Gignac almost scored a second shortly before the half-hour mark, when he brought down a ball over the top from Hugo Ayala and shot against the crossbar.
The French international does not seem to have been negatively affected by the tragic events in Paris on Nov. 13, when he was with Les Bleus in Stade de France, and has been making entirely positive headlines since he returned.
It appears Gignac is keen to end his first season with the Apertura title, and that bodes well for Tigres.
2. Defense key for Tigres
This was a quality away performance from Tigres, deservedly taking the 1-0 victory and restricting Chiapas from converting any real chances. Tigres dominated possession of the ball, controlled the pace and tempo of the match and forced Chiapas coach Ricardo La Volpe into early changes.
Tigres manager Ricardo "Tuca" Ferretti has been at the club for five years and has his team well-drilled; each player knows exactly what is required from him. That was evident Saturday.
With players that possess the talent and quality of Gignac, Javier Aquino and Jurgen Damm, Tigres will cause teams problems up front, but perhaps the strength of the team at the back largely goes unheralded.
Center-backs Hugo Ayala and Juninho are arguably the best in the Liga MX and certainly won the battle against Chiapas' dangerous strikers Aviles Hurtado and Silvio Romero.
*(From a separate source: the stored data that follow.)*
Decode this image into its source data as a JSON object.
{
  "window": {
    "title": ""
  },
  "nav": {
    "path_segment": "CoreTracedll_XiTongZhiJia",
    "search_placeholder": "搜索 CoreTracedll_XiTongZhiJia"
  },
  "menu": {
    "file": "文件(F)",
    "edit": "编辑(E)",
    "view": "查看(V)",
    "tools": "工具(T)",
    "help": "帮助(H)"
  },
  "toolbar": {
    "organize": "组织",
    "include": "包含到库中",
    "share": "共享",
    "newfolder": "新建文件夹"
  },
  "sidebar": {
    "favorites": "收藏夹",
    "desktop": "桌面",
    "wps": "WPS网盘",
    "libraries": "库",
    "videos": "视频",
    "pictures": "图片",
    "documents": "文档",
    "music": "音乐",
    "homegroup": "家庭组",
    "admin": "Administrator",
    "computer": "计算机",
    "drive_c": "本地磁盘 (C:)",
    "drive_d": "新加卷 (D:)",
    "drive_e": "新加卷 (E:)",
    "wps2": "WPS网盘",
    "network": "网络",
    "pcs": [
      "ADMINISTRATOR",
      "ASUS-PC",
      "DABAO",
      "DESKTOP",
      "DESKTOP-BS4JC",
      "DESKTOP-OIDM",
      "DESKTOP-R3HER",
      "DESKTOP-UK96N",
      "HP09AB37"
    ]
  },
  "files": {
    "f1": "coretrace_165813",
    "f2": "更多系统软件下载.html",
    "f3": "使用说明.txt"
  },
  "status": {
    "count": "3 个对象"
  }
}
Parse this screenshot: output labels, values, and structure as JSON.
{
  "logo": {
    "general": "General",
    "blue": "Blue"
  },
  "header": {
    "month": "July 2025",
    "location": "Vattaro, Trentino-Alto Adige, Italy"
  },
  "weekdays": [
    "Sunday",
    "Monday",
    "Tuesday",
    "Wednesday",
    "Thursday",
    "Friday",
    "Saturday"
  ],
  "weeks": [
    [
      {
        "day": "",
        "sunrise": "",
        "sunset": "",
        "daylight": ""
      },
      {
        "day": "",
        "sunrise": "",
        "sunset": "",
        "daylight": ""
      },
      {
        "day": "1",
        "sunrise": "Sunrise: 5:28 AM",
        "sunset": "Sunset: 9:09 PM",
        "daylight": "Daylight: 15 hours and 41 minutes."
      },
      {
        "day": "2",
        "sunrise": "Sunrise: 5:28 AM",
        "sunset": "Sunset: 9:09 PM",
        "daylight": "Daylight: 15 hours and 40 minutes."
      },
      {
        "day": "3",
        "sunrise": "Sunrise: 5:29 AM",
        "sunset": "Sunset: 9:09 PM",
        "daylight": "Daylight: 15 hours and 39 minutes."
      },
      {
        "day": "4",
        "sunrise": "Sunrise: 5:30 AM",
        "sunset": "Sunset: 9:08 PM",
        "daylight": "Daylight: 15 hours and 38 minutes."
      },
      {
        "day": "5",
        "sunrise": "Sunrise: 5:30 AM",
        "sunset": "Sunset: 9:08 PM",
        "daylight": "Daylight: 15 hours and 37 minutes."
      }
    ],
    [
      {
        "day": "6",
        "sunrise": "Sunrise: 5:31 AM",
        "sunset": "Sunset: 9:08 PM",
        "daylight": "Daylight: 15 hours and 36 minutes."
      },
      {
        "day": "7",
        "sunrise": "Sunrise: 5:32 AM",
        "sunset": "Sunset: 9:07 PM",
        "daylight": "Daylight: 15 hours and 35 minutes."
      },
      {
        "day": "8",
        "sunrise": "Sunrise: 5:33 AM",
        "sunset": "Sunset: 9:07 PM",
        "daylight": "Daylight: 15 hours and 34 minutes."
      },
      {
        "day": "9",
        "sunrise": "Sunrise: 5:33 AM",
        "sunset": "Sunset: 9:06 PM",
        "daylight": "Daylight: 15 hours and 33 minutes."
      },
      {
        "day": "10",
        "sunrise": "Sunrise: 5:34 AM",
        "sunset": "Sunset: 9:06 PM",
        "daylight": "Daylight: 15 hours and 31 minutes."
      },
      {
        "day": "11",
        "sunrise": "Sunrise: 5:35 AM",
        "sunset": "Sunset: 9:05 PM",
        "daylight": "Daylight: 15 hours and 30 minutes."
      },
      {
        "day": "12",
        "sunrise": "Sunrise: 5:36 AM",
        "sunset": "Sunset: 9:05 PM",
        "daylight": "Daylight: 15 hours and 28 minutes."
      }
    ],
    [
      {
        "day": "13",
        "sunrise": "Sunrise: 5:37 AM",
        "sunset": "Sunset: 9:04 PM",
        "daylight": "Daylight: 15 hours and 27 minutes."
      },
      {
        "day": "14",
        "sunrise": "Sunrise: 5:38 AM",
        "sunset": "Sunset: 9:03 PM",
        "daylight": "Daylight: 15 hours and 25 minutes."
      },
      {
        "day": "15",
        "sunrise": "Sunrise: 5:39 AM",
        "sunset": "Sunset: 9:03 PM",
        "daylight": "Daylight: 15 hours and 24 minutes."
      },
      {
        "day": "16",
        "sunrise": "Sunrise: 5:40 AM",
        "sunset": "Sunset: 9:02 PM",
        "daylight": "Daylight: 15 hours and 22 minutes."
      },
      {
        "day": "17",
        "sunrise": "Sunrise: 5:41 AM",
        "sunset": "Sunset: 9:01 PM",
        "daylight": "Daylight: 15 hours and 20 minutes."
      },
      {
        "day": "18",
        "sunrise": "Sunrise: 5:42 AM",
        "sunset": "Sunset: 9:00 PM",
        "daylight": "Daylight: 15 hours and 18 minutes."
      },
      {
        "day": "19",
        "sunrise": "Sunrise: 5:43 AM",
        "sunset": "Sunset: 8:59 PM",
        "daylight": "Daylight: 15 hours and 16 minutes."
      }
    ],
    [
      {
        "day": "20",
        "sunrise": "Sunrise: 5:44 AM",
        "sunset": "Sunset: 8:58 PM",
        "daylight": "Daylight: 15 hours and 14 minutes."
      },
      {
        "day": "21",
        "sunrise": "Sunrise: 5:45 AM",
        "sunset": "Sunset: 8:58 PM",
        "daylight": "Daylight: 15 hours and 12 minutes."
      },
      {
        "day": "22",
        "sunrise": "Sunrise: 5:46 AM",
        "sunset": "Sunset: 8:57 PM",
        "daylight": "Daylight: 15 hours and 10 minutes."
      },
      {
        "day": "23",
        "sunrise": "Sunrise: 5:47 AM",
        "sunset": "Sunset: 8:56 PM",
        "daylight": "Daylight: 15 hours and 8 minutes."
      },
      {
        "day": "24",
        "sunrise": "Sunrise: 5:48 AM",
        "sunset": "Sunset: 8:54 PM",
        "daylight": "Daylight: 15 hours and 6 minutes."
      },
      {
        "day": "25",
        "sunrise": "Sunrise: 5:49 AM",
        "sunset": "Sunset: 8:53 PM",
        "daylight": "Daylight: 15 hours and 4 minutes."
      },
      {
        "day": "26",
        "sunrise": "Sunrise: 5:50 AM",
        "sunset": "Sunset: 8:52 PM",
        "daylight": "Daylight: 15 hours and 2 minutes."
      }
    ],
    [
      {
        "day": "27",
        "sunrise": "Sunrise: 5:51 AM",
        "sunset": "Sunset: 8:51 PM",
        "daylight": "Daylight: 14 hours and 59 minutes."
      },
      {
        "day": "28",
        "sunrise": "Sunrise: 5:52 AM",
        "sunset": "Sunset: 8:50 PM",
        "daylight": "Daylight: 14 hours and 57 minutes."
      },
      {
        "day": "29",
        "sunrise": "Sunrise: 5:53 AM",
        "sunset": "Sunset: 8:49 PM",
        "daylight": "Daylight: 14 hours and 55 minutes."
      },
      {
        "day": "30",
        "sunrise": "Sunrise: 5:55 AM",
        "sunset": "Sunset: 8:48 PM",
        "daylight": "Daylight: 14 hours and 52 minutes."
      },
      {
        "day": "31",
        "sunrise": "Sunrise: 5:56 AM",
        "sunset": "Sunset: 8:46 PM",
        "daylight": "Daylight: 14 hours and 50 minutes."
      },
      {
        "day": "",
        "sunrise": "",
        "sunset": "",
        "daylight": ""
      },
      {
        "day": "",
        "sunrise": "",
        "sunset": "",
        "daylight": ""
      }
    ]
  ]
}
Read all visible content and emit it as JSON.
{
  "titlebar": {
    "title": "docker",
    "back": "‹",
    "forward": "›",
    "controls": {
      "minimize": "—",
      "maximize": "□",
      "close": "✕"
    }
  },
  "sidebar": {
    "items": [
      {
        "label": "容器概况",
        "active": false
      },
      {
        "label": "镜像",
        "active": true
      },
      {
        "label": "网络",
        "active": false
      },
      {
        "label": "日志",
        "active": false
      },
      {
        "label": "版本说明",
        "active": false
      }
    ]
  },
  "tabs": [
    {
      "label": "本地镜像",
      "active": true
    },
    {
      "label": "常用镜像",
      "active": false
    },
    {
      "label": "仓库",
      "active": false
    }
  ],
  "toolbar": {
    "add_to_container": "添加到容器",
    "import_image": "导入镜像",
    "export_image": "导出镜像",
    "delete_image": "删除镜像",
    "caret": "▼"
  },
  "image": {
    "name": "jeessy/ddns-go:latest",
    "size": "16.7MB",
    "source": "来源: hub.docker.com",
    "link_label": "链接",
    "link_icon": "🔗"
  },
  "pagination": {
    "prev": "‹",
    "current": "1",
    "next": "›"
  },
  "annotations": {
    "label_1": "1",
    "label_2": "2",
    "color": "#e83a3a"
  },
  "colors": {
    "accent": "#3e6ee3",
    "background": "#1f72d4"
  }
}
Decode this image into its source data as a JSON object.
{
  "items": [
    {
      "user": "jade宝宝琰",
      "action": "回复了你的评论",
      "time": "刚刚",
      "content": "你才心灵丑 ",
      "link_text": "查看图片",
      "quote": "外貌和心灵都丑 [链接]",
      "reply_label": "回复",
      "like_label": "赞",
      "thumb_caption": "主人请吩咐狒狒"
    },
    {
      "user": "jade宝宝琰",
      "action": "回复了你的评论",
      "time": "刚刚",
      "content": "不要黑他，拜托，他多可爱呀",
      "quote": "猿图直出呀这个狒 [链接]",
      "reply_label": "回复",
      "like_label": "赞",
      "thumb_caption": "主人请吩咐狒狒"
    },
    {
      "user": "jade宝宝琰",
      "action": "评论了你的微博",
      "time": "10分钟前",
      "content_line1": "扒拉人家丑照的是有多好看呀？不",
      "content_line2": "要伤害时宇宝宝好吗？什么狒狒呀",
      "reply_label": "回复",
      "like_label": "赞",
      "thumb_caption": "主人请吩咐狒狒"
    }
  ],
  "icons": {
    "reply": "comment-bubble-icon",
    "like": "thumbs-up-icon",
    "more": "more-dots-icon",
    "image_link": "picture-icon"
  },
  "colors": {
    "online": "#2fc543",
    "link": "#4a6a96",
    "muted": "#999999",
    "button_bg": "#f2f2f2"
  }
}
Behind them in goal is Argentine international Nahuel Guzman, who oozes confidence. In the regular season, Tigres were the only team to have allowed less than a goal per game, and that has continued in the playoffs.
Only conceding once in 180 minutes against a decent Chiapas side gave Gignac et al the platform to build on, and there seems little doubt at present that Tigres are the team to avoid in the semis.
3. Questions for Chiapas
Chiapas aren't the biggest or sexiest club in the Liga MX, but La Volpe has got the team playing good football this season, and they stayed in the game against Tigres for the vast majority of the series.
It wasn't enough, but there is a good base of players at the Tuxtla Gutierrez outfit that could challenge next season as well. That is, if the players and La Volpe stay.
There has already been talk in the press that the likes of Hurtado and Romero may be on the Christmas shopping lists for some of the Liga MX's bigger clubs. Chiapas have also had problems paying players in this Apertura.
"If we want to be a big or competitive team fighting for championships, you have to leave to base," La Volpe said ahead of the game.
"It will depend on the owners if Romero, [Francisco] Silva, Aviles Hurtado, "Chaka" [Rodriguez] and others leave. ... Big clubs don't sell."
La Volpe didn't exactly sound completely confident that the owners will fight to keep the players, but he is right in what he says.
Chiapas are a club that needs consistency in the playing staff and on the bench, instead of changing players around every six months. The base is there for Chiapas to fight for their first championship in the Clausura 2016 -- if the ambition is matched by the ownership.